Breastfeeding and complementary feeding practices were not optimal in the districts of Bopa and Houéyogbé, department of Mono, Southern Benin. These results supported the importance of a nutrition education program at the community level in order to improve mothers’ and community members’ knowledge and attitudes toward children feeding practices. Moreover, socioeconomic, cultural, and demographic factors such as age and sex of children, district of residence, ethnic group, education level, and employment status identified in the present paper as influencing infants and children feeding practices will be taken into account when designing the community-based nutrition education program. According to these factors, different categories of people within our target population will be defined.
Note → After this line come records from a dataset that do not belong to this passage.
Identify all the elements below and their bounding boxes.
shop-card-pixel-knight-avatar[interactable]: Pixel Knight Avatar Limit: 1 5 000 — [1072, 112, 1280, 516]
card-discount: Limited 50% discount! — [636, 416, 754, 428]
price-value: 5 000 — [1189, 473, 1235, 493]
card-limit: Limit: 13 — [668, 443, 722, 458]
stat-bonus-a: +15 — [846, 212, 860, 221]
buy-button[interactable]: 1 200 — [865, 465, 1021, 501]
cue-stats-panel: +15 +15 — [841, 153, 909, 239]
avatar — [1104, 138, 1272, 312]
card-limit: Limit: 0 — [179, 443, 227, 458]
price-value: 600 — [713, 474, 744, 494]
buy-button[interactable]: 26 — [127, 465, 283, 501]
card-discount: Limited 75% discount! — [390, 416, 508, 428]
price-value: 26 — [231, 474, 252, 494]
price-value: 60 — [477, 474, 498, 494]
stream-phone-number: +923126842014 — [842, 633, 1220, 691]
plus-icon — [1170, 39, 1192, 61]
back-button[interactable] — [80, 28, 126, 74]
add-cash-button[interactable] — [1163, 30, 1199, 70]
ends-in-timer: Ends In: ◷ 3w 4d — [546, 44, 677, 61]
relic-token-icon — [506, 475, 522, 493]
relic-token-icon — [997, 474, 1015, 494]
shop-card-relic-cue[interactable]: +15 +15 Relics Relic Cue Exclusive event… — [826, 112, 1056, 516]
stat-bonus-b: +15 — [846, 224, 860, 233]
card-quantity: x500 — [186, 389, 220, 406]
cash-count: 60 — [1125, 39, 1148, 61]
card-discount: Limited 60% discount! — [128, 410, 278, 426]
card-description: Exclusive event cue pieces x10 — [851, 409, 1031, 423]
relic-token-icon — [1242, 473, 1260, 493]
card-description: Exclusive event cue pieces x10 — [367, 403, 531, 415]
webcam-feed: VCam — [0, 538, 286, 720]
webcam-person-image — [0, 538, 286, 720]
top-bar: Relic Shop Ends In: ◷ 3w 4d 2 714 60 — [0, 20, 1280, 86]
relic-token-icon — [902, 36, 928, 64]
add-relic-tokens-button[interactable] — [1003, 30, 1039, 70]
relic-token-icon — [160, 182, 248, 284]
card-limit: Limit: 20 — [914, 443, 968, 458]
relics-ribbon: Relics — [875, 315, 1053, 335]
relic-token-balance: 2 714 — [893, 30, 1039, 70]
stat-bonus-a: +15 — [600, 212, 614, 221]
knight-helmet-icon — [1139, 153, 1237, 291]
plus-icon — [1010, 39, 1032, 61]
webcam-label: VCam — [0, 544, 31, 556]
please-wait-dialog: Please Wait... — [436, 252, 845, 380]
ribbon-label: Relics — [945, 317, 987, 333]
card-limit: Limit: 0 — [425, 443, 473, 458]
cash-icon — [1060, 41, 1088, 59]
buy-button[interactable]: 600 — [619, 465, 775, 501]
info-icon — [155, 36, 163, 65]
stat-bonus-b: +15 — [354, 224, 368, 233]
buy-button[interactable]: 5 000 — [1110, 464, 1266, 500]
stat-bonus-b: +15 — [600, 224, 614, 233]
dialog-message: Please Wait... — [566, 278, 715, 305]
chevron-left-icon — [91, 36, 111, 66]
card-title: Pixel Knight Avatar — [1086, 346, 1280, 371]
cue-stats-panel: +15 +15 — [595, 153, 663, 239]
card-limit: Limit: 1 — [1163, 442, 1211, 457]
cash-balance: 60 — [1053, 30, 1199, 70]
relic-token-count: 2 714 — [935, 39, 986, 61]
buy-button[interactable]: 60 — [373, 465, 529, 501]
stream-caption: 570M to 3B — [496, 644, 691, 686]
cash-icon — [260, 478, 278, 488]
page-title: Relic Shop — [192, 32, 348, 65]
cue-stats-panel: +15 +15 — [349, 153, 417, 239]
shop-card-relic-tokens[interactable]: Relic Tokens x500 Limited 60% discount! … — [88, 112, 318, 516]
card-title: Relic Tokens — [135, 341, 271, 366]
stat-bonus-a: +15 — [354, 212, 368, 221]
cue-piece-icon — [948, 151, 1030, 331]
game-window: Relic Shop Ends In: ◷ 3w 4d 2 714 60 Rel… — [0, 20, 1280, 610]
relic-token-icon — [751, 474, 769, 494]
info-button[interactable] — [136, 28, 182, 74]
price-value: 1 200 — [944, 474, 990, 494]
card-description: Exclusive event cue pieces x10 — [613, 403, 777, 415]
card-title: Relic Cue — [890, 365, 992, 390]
Thus, key messages will be adapted to address each of these categories considering their specific backgrounds in terms of knowledge, occupation, food habits, culture, and beliefs.

ACKNOWLEDGMENTS

Research activities were funded by the Ministry of Foreign Affairs of Finland and CGIAR; The corresponding authors received also a PhD allowance from IRD.

    CONFLICT OF INTEREST

    "No conflicts of interest."

    ETHICAL APPROVAL

    The study was conducted in accordance with the Declaration of Helsinki. Ethical clearance was obtained from the Benin National Ethics Committee for Scientific Research (N°45/MS/DC/SGM/DFR/CNERS/SA). Administrative authorities of the two districts were informed and approved the study. Written informed consent of participants was obtained after receiving complete information about the study in the local language.